Eagles on an Island

The bald eagle swooped and my heart hammered as enormous wings darkened the sky and talons like lethal scimitars passed only a few feet above my head. I retreated. Quickly.

Armed with a telephoto lens and high on a ridge on Pender Island in British Columbia’s balmy Gulf Islands, I had been watching a small eagle chick in a nest. Wanting to get closer photos, I was scrambling down the ridge when the mother eagle showed her displeasure.

The majestic bald eagle is found only in North America where its population totals about 100,000. It is most numerous in coastal British Columbia and Alaska but healthy breeding populations thrive to Ontario.

Bald eagle nest. Photo by Hans Tammemagi

On Pender Island, I see them frequently. I am part of Project Eagle Watch, a group of volunteers, who study the eagles and help protect them. Our leader David Manning says, “I love the peace and quiet of watching eagles. It is like meditation and draws me deeper into my own spirit.”

I learned that 17 eagle pairs live on Pender Island and have built 30 nests; all at the tops of tall Douglas fir trees and most within 100 metres of the sea. By good fortune, one of the nests has an even higher ridge behind it, allowing us to peer down into the nest like voyeurs.

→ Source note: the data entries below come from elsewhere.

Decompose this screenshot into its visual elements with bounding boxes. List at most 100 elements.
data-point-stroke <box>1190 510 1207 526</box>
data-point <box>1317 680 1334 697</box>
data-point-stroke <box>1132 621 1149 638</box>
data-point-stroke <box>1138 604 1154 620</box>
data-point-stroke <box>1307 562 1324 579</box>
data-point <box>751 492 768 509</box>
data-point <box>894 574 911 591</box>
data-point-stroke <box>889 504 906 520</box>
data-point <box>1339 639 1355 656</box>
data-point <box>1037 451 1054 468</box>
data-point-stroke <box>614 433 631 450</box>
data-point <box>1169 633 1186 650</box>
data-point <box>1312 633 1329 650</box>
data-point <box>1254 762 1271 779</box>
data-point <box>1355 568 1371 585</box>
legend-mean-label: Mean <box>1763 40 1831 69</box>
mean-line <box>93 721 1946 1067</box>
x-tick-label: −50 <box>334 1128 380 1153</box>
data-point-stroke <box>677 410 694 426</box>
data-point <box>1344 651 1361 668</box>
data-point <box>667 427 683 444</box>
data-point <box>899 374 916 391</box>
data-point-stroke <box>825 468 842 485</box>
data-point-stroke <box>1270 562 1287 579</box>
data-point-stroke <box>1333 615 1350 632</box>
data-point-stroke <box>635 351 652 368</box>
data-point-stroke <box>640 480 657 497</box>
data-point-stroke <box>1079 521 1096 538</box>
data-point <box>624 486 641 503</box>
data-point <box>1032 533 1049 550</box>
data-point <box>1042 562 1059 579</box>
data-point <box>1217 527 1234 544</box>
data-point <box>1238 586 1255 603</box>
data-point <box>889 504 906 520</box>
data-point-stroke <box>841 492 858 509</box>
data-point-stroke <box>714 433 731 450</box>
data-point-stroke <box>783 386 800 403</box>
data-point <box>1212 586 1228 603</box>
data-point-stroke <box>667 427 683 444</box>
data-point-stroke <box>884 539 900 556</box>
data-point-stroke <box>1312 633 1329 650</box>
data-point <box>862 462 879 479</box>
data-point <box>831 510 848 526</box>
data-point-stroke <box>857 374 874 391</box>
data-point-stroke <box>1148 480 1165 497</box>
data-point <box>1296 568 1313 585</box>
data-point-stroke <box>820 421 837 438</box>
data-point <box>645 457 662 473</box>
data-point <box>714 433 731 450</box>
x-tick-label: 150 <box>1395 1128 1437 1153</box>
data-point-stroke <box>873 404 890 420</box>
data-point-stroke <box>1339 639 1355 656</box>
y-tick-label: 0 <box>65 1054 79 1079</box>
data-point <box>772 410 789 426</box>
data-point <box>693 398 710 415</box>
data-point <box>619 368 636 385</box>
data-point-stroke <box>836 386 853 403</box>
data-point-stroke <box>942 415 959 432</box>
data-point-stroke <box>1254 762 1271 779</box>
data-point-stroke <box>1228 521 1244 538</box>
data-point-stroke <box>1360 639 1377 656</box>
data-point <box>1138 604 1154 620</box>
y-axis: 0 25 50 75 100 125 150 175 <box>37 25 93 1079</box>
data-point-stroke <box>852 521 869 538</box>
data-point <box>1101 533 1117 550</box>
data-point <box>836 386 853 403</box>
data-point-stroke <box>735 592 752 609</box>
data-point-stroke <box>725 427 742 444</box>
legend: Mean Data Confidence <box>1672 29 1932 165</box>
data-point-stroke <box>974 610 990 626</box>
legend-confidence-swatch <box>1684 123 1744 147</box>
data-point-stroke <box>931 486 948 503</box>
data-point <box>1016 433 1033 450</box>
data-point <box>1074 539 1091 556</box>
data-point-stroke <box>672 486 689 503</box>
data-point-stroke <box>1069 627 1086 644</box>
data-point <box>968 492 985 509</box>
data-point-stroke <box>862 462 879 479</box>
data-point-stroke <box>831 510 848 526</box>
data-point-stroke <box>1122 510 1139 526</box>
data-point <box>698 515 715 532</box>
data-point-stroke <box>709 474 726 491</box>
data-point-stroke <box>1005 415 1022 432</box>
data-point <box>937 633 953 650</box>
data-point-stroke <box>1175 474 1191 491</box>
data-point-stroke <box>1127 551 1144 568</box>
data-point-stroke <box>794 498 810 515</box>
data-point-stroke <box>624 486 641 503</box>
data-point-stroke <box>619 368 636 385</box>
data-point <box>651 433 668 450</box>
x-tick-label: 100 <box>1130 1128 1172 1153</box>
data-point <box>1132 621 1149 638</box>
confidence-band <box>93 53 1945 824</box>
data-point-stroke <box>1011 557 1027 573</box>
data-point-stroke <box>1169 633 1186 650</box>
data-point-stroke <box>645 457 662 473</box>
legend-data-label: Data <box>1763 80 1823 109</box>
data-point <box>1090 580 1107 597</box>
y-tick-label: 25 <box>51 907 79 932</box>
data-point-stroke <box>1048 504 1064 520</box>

Manning explained how eagle pairs, who bond for life and occupy the same territory every year, mate in February and usually lay two eggs around the end of March. The female incubates the eggs for about 35 days, with occasional help from the male. She turns the eggs every hour or so to ensure uniform heating and seldom leaves the eggs.

In early April, I peered over the cliff’s edge with binoculars. Below, an eagle was resting in a nest, an enormous two-metre-diameter jumble of branches. The eagle took flight, circled and then landed on the edge of the nest, from which two eggs gleamed like giant white eyeballs.

I was captivated, and began to visit that nest frequently. The slope was a special place, alive with the flutter of birds flying amongst ram-rod-straight firs, gnarled Garry oaks and gangling arbutuses with rust-red bark.

Two weeks later, one egg had hatched. The mom, a fierce raptor with a two-metre wing span and menacing talons and beak, gently and lovingly placing food into the tiny beak of her chick. The chick’s light grey down shone like a halo in the afternoon sun.

A few weeks later, Mom was tearing chunks from a fish and feeding it to her chick, now about 10 inches high. The second egg never hatched.

Eaglets, I learned, are fed by both parents. Then, at six to seven weeks, they start feeding themselves. Under my gaze, the young eagle grew rapidly and its grey down transformed to brown feathers. As the weeks went by, the parents spent less and less time at the nest although the mother often perched nearby. One misty day, I was rewarded with the sight of the whole family together. First, mother and father perched together like two love birds atop a nearby tree. Then they flew down onto branches beside their chick.

This happy scene belied the fact that bald eagles almost became extinct in the 1950s due to the widespread use of the pesticide DDT. Although bald eagles have made a remarkable recovery — there are about 25,000 in BC today and they were removed from the US endangered list in 2007 — they face long-term threats. The number of salmon, their favourite food, is decreasing, so eagles now hunt other food including small animals and other birds. Furthermore, the tall trees near shorelines that eagles need are the ones loggers covet, and that are located on prime real estate.

I was astonished at how quickly a young chick grows. By early August (about 12 weeks old), an eaglet is the same size as its parents but dark brown in colour. It will not develop the distinctive white head and tail feathers until it reaches adulthood in four to five years. It perches for long periods on the nest’s edge or a metre or two out on adjoining branches. Occasionally, it bursts into bouts of vigorous wing flapping and hopping into the air.

A young eagle finally leaves the confinement of the nest toward the end of its twelfth week. Imagine a human baby not leaving its crib until it is fully grown and can walk!

Fledging day has its own suspense, for the eaglet is reluctant to leave its comfortable home. The parents perch on a nearby tree with food to entice the chick. After some time, often aided by a gust of wind, the chick takes flight. Although the world is now open to it, the youngster remains near the nest until it learns how to hunt.

In the fall, eagles leave Pender Island, drawn by the rich abundance of spawning salmon in rivers and streams along the coast. They gather in surprisingly large numbers to feast and socialize. In 1994, for example, more than 3,700 bald eagles were counted in one day along the Cheakamus River near Brackendale, BC.

Over the winter, eagle pairs drift back to their territories, while the juveniles set out to seek their own locales. I have my camera ready, and will be waiting for the life cycle to begin again.